The enthusiasm of politicians to give me money is bizarre.
They love bundles of tax policies that make me better off. They nearly all consider the fact that I can afford a place of my own in London is a reason to give me an extra tax cut (thank you, council tax discount). And almost as many think the fact that my home has gone up in value thanks to no effort of my own at all, but rather a school moving to the area, is something which should solely credit my own balance sheet.
At times politics feels like being a vegetarian at a meat festival. All these freebies on offer and all really being directed at the wrong person.
Thanks to whatever combination of luck and graft you want to ascribe it too, I should be right near the bottom of wish lists of people to help when it comes to parcelling out financial assistance from the state in one form or another.
Which aside from making me sigh when the next Budget rolls around, is also why by the end of my time on the Lib Dem policy committee looking at the welfare system, I ended up against ideas of a basic income or negative income tax (a topic to be debated at the Lib Dem conference in Brighton on Monday). [Update: Lib Dem conference voted against supporting a negative income tax scheme.]
The idea of a flat rate system which gives everyone the same is flawed because, well, for the very reason that it is a flat rate system which gives everyone the same. I’m young(-ish), healthy, in full time work and without any dependents. That’s a massively cheaper situation to be in than someone who is, say, old, with a long-term health issue and with a child with disabilities.
A flat rate covering us both is either absurdly generous to me or horribly mean to them. And that’s without getting into how the huge variations in housing costs around the country mean that you can play out exactly the same profligate or mean problem for people depending on which parts of the country they live in.
Which is why any attempt to simplify our welfare system through a flat rate system rapidly becomes barely a simplification at all on paper as you have to add back in systems for assessing people’s health, deciding who gets parenting costs covered and accounting for variations in housing costs.
Plus you have the downside of having to introduce a whole new system for allocating the flat rate sliver which is left at the heart of all these complications. And we all know how cheaply, easily and hassle-free introducing such changes to our welfare system work out to be…
It makes the case against such flat rate systems essentially a liberal one: there is too much variation between people to shoehorn them all into the same template.
What’s more, what you spend on people like me for a flat rate system is spending that isn’t going on the people who most need extra help. Which is hardly a great way to prioritise help.

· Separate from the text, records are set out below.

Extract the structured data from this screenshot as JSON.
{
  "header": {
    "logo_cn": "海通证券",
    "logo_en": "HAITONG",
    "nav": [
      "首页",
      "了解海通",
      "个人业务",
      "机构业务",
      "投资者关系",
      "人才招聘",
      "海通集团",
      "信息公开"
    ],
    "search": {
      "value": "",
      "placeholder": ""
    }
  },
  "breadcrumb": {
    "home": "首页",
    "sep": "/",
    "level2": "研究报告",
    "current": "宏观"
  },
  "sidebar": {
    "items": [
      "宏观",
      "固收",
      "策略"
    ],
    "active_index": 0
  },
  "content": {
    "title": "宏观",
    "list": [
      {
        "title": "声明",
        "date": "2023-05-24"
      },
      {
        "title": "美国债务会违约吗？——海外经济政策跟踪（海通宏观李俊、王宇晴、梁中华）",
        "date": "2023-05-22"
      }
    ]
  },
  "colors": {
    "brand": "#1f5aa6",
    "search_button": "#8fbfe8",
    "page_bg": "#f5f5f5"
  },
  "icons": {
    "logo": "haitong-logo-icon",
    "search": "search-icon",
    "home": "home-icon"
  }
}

It’s true that some systems – such as versions of negative income tax – try to deal with this by taking back from better off people what they’ve just been given. So you can have a negative income tax system which ups the tax take above the flat rate designed to ensure the better off don’t end up even better off. Aside from all sorts of problematic details about the rate of such tapers, such an approach depends on income in one tax year being a good measure of whether or not someone is well off. There’s a reason Lib Dems often call for a switch from income to wealth taxes… so to build a new welfare system around the idea of income tax working to take money back off those who are well off is spectacularly inconsistent with what the party says the rest of the time about wealth versus income. Unless you’re going to through in too assessing everyone’s wealth into this “simplified” system. Which leaves you using “simplified” to mean “vastly more complicated and expensive to administer”. Oh, and risky too given how often new systems go wrong, with those most in need first in line to suffer the consequences.

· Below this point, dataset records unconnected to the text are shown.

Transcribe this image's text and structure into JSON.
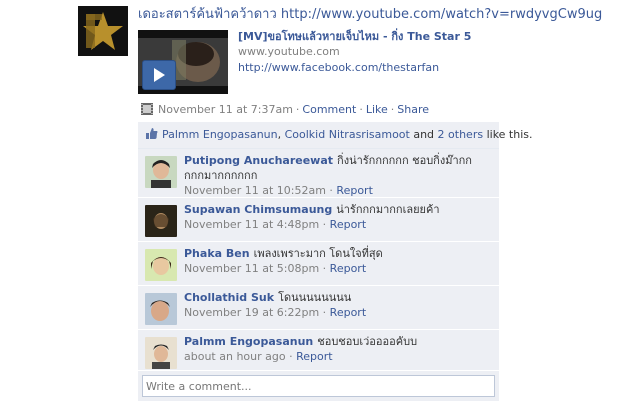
{
  "post": {
    "page_name": "เดอะสตาร์ค้นฟ้าคว้าดาว",
    "link_url": "http://www.youtube.com/watch?v=rwdyvgCw9ug",
    "attachment": {
      "title": "[MV]ขอโทษแล้วหายเจ็บไหม - กิ่ง The Star 5",
      "source": "www.youtube.com",
      "description": "http://www.facebook.com/thestarfan"
    },
    "timestamp": "November 11 at 7:37am",
    "actions": {
      "comment": "Comment",
      "like": "Like",
      "share": "Share"
    }
  },
  "likes": {
    "user1": "Palmm Engopasanun",
    "user2": "Coolkid Nitrasrisamoot",
    "and_text": "and",
    "others": "2 others",
    "suffix": "like this."
  },
  "comments": [
    {
      "author": "Putipong Anuchareewat",
      "text": "กิ่งน่ารักกกกกก ชอบกิ่งม๊ากกกกกมากกกกกก",
      "time": "November 11 at 10:52am",
      "report": "Report"
    },
    {
      "author": "Supawan Chimsumaung",
      "text": "น่ารักกกมากกเลยยค้า",
      "time": "November 11 at 4:48pm",
      "report": "Report"
    },
    {
      "author": "Phaka Ben",
      "text": "เพลงเพราะมาก โดนใจที่สุด",
      "time": "November 11 at 5:08pm",
      "report": "Report"
    },
    {
      "author": "Chollathid Suk",
      "text": "โดนนนนนนนน",
      "time": "November 19 at 6:22pm",
      "report": "Report"
    },
    {
      "author": "Palmm Engopasanun",
      "text": "ชอบชอบเว่ออออคับบ",
      "time": "about an hour ago",
      "report": "Report"
    }
  ],
  "write_comment": {
    "placeholder": "Write a comment..."
  },
  "colors": {
    "link": "#3b5998",
    "ufi_bg": "#edeff4",
    "meta_gray": "#808080"
  }
}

Even if you do all that where does that leave well off self-employed people who book an accountancy loss in a particular? Quids in from government is where, thanks to that loss triggering flat rate generosity – even if, once again, they are not people who are really anywhere near poverty.

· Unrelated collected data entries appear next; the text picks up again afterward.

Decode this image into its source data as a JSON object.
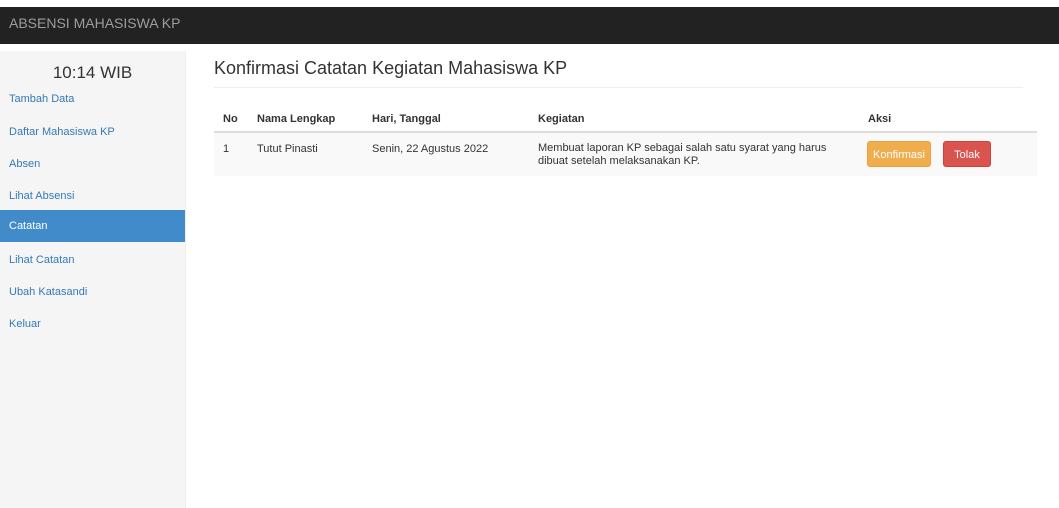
{
  "navbar": {
    "brand": "ABSENSI MAHASISWA KP"
  },
  "sidebar": {
    "clock": "10:14 WIB",
    "items": [
      {
        "label": "Tambah Data",
        "active": false
      },
      {
        "label": "Daftar Mahasiswa KP",
        "active": false
      },
      {
        "label": "Absen",
        "active": false
      },
      {
        "label": "Lihat Absensi",
        "active": false
      },
      {
        "label": "Catatan",
        "active": true
      },
      {
        "label": "Lihat Catatan",
        "active": false
      },
      {
        "label": "Ubah Katasandi",
        "active": false
      },
      {
        "label": "Keluar",
        "active": false
      }
    ]
  },
  "main": {
    "title": "Konfirmasi Catatan Kegiatan Mahasiswa KP",
    "table": {
      "headers": [
        "No",
        "Nama Lengkap",
        "Hari, Tanggal",
        "Kegiatan",
        "Aksi"
      ],
      "rows": [
        {
          "no": "1",
          "nama": "Tutut Pinasti",
          "tanggal": "Senin, 22 Agustus 2022",
          "kegiatan_line1": "Membuat laporan KP sebagai salah satu syarat yang harus",
          "kegiatan_line2": "dibuat setelah melaksanakan KP.",
          "confirm_label": "Konfirmasi",
          "reject_label": "Tolak"
        }
      ]
    }
  },
  "colors": {
    "navbar_bg": "#222222",
    "sidebar_bg": "#f5f5f5",
    "active_bg": "#428bca",
    "link": "#337ab7",
    "warning": "#f0ad4e",
    "danger": "#d9534f"
  }
}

Far better instead, as the policy working group concluded after looking in detail about how such schemes have worked when tried out and considering carefully the distributional analysis for theoretical schemes proposed for the UK, to go for making the existing system simpler where we can. Incremental, less dramatic but prioritising helping those who really need it the most.
For if you want a nice simple system you have to pretend everyone is the same and be happy to make a system which gives extra cash to the wrong people. I mean, I’ll promise to give it a good cause and all that, but really – if your system is about making me better off, it’s the wrong system. Or you then have to burden it down with so many variations from nice and simple that you end up with new, complicated, messy and risky.
All of which takes money and effort away from actually helping those most in need. Which is where the priority really should be.